I hurled the incriminating poker away from me. It clattered against the steam heater, then wound up beneath, leaving a deep maroon smear on my hardwood floor. Heedless, I picked up the cardstock and looked at it.
“URDER,” it read. “TOO LATE NOW.”
I understood that message well enough. It could be translated as, “We are coming, beware.”
Stepping to the window, I checked the sky for signs. Serpents flew from the house of the sun. The first of many sirens wailed in the distance.
Bare-headed and bare-handed, I shrugged myself into my car coat, donned my leather hat, pocketed my stack of cut-up cardboard and my father’s fountain pen, and stepped out into the glittering barbs of the gimlet-eyed future.
The filth of my life I left behind me.
Such Bright and Risen Madness in Our Names
And this is me directly writing in Lovecraft’s world. Which is great good fun, if you’re feeling creepy enough.
“Long have we dwelt in wonder and glory.”
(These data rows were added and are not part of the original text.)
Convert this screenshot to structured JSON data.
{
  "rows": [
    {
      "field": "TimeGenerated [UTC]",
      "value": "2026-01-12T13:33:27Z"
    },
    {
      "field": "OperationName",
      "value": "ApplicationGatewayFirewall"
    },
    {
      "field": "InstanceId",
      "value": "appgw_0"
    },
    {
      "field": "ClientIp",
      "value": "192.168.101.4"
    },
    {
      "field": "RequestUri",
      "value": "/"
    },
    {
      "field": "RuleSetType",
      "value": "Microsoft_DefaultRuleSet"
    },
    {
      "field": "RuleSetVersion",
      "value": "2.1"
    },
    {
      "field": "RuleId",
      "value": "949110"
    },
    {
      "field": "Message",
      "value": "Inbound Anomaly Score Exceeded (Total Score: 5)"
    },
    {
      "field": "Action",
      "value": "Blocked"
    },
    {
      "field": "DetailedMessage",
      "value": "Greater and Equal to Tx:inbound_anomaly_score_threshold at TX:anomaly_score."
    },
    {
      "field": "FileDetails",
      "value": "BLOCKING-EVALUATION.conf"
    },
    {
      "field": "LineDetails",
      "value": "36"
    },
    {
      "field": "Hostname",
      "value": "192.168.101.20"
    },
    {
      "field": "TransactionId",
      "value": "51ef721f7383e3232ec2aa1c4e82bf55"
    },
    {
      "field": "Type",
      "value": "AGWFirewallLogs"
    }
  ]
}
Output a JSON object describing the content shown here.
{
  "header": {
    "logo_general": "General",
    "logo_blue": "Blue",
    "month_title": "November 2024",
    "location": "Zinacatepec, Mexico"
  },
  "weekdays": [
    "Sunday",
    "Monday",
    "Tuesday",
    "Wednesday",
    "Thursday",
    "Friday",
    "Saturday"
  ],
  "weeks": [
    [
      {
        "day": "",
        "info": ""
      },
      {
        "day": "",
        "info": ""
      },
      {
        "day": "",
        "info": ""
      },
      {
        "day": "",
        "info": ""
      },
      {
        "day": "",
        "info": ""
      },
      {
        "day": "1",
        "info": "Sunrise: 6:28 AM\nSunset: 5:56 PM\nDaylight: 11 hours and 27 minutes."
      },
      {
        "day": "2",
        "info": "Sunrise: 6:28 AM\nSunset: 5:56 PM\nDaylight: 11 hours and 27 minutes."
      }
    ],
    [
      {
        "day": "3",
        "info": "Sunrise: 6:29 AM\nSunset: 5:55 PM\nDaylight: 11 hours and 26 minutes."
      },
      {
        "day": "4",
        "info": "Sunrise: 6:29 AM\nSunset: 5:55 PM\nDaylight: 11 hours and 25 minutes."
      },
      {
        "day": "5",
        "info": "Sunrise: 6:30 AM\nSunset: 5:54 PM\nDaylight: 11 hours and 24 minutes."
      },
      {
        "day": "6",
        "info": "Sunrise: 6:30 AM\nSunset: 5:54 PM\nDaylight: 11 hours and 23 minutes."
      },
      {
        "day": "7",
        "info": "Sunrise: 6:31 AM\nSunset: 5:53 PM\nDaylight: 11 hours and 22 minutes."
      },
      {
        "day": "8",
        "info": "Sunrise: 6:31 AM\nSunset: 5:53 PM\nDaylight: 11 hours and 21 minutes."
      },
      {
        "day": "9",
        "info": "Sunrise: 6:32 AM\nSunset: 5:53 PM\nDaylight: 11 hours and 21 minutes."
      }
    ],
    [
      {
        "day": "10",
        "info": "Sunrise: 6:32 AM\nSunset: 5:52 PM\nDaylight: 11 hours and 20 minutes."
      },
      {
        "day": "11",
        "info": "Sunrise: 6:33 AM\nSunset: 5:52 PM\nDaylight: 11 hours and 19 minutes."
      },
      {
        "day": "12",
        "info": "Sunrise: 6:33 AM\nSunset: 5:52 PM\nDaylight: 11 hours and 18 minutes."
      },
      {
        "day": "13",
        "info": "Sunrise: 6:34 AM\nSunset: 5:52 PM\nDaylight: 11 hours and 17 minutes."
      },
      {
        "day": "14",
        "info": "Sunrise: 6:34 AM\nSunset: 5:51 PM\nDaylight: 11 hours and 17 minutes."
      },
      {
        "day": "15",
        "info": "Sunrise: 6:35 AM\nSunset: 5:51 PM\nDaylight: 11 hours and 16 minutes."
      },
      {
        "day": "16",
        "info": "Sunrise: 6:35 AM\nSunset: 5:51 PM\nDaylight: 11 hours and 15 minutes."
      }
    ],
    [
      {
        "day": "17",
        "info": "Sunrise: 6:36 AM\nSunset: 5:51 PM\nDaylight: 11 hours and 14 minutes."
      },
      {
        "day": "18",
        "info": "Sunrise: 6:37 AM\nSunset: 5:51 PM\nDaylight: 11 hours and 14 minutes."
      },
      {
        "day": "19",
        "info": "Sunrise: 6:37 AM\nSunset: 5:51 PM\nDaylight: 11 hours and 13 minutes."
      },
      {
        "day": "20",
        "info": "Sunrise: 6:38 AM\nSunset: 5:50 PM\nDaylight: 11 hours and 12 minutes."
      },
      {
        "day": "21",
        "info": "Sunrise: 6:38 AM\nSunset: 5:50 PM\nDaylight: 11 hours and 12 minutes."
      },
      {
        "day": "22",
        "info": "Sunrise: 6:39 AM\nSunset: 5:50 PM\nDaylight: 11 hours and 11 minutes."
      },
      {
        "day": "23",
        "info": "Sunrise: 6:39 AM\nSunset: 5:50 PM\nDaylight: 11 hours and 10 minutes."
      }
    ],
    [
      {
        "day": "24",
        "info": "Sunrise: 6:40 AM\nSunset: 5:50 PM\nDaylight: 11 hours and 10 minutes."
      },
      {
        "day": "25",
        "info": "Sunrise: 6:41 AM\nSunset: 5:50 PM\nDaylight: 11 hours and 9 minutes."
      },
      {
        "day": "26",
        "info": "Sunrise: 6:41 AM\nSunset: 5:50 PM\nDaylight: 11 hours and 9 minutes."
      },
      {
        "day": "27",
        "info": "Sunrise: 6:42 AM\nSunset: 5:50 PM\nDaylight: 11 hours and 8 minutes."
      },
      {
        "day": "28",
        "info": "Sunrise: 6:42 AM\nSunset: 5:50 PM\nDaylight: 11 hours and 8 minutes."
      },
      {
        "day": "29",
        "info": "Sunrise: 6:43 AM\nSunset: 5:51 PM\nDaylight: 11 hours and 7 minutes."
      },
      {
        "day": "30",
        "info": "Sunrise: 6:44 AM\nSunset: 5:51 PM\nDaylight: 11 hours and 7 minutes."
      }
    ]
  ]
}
The passwords are ashes in my mouth. The last of the First Resistance was crushed eight years ago, when shoggoths swarmed the final submarine base hidden in the San Juan Islands at the mouth of Puget Sound, but the Second Resistance struggles onward, ever guttering like a starveling candle flame.
My contact nods, his—or her? Does it matter anymore?—head bobbing with the slow certainty of a collapsing corpse. The Innsmouth syndrome transforms so many of us, who were once human. The voice croaking a response bespeaks more of the benthic depths than any child of woman born. “Such bright and risen days these are.”
And simply as that, I am admitted to the tiled lodge here at the mouth of the Columbia, amid the ruins of Astoria. We meet with our rituals and our secret rooms in imitation of Dagon and the Silver Twilight, because their rites worked .
Oh, we were warned. Lovecraft, Howard, Smith—they had a glimpse of the truth, which they disguised as fiction. Who believed? People actually made up games about the Old Ones. As if the mile-long shattered corpse still rotting across the Seattle waterfront nine years after the U.S. Air Force’s last bombing run could be made into a joke, or a rattle of dice.
All that saves us now is inattention. Cthulhu, Yog-Sothoth, all are like children in their godhood. Dead, they lay so long dreaming that they lost the habit of attending to the world, except through such rites as move them.
The First Resistance fought the elder gods themselves. But how does a B-2 fly against something that can warp the very fabric of the stars with the power of its mind? The Earth’s new masters did not need their priests to awaken them to those dangers, not after the Dunedin and Papeete nuclear strikes.
The Second Resistance struggles against the priests instead. Dread Cthulhu could snuff my life with the merest of thoughts, but he will no more bother to do so than I will snuff the life of a single amoeba deep within my gut. Traveling across 600 million years of time and space, then slumbering aeons beneath the waves in lost R’lyeh, does not equip one for such minutiae. His priests are the immune system, seeking to eradicate the last, hopeless glimmerings of human liberty and free spirit.